Sue Young Histories

Solomon Carter Fuller 1872 - 1953

September 08, 2007

solomon carter fuller Solomon Carter Fuller 1872 - 1953 was educated at the Homeopathic Boston University Medical College.

For years, the degenerative brain illness that came to be known as Alzheimer’s Disease was barely understood. Doctors struggled to determine the causes, why it affected the elderly, and most importantly, how it could be treated. In 1904 noted German psychiatrist Dr. Alois Alzheimer invited five foreign doctors to be his graduate research assistants at the Royal Psychiatric Hospital in Munich. One of them was an American: Dr. Solomon Carter Fuller.

Fuller, born in Liberia in 1872, was the grandson of an American slave who had purchased his freedom and emigrated to Africa. Fuller was a graduate of Boston University Medical School and eventually worked as a pathologist at Westborough State Hospital (a homeopathic institution) for the Insane, becoming the nation’s first black psychiatrist.

Fuller arrived in Germany thirsting for medical training he felt he could not receive in the U.S. But biographies written about him tell little of his activities there, except that a cash-strapped Alzheimer relied on his students to carry out much of his lab work, thereby making hefty contributions to research on brain disorders.

Alzheimer had already studied a 51-year-old patient who exhibited symptoms of the mysterious disease. In 1907, Fuller examined the brain tissues of cadavers who had a variety of mental disorders and found plaques called amyloids in them. After more research, he found one that matched what Alzheimer had originally described. He wrote that the cases supported Alzheimer’s discovery of a particular form of dementia and that it was not due to senility, but rather an actual disease.
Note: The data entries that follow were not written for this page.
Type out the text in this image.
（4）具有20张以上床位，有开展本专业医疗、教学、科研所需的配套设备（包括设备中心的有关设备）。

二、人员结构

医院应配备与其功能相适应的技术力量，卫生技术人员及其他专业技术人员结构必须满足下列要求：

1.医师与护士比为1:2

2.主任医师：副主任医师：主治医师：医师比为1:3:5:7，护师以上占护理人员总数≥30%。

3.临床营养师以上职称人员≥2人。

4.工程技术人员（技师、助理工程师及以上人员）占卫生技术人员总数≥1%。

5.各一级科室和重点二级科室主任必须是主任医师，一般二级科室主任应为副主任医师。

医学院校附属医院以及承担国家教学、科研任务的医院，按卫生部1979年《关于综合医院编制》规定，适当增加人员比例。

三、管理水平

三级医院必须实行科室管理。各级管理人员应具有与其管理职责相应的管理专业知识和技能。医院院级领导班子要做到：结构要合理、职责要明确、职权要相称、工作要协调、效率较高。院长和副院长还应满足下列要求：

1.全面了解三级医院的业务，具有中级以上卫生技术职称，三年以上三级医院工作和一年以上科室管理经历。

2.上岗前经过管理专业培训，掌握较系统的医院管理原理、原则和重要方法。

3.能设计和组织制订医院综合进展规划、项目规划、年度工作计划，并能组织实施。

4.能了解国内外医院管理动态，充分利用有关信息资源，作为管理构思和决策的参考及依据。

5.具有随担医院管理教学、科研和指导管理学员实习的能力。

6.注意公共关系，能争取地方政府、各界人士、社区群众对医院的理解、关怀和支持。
The research proved to be a watershed in the study of the disorder and Fuller’s name was forever linked with modern understanding of the ailment.

In 1919, Fuller left Westborough for Boston University Medical School to teach pathology and worked there for 34 years until blindness caused by diabetes forced him to retire. Despite his condition, he practiced privately from his Boston home until he succumbed to his illness in 1953.

In 1974, in dedication to Fuller’s work in neuropathology, Boston University opened the Dr. Solomon Carter Fuller Mental Health Center, which provides psychiatric outpatient services.

“Today there are not that many black psychiatrists who are professors in medical schools,” says Dr. Annelle Primm, director of the American Psychiatric Association’s Office of Minority and National Affairs. “When you put his accomplishments in that context, he was way ahead of his time.”